The Justice Center for Peace and Development (CEPAD) met in Guadalajara to submit its annual report on human rights in the state of Jalisco. The general consensus: 2011 was not a good year for human rights.
“2011 can be defined by a series of breaches of human rights by the authorities of the state and the municipalities…We have shown an escalation of unprecedented violence in the state, and at the same time we see the inability and the inaction by the authorities in law enforcement and public security,” said César Octavio Perez Veronica,the organization’s director of legal strategy.
This comment certainly applies to the situation at Tenacatita, which was one of the cases reviewed during the conference.
As Maricarmen Rello reports for Milenio, “In the presence of activists and academics, Perez Veronica exposed some of the paradigmatic cases of 2011: serious violations of human rights such as the ongoing harassment of the inhabitants of Temacapulín, who are opposed to the construction of the El Zapotillo dam that will flood its people; harassment and persecution of the community of Mezcala and its defenders; the same situation toward the defenders who have denounced environmental damage to the Santiago River ; and finally the closure, for one year and ten months, of the road to the playa Tenacatita, where neighbors with 30 years of settlement were evicted and have lost their source of work.”
Dolores Morfín Moreno (known to some of us as Lola, restauranteur and volleyball player extraordinaire) traveled from El Rebalsito to speak at the conference about the continued illegal occupation of Tenacatita.

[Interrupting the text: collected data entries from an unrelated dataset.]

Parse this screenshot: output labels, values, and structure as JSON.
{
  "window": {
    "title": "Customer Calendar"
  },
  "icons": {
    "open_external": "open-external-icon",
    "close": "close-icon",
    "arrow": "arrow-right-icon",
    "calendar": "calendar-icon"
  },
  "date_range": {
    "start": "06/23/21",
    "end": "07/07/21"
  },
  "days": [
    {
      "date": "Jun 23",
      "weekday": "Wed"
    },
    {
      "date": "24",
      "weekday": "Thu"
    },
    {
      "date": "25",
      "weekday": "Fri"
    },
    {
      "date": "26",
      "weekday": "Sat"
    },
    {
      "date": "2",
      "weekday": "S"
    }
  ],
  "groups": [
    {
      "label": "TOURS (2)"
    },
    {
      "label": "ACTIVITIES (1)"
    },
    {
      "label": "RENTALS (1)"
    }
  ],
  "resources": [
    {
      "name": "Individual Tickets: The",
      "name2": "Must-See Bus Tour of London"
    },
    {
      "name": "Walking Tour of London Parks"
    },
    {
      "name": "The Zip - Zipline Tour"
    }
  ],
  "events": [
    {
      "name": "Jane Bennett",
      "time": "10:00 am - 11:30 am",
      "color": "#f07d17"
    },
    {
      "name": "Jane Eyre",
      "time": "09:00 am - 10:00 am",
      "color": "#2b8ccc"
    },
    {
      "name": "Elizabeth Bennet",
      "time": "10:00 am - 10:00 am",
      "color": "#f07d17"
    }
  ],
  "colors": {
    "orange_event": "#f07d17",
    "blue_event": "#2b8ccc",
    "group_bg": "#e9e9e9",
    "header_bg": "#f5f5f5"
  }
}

Morfín Moreno reproached the the Jalisco State Commision of Human Rights (CEDHJ) for shutting its doors to the people of Tenacatita. “We are searching for human rights and they don’t do anything. We are evicted and we have nothing.” In denouncing the CEDHJ, she echoed a general theme of the conference.
CEPAD lambasted the CEDHJ, accusing the state organization of negligence. “It’s a crisis year for human rights. We are beyond all the norms. Violence is overflowing due to the inabilities of the authorities,” César Pérez Verónica emphasized. CEPAD representatives noted that, as in the case of Tencatita, citizens who report human rights violations to the CEDHJ are in no way guaranteed an investigation. “The inability and inaction of the state commission has led only to an increase in the violations of human rights,” Pérez Verónica stated.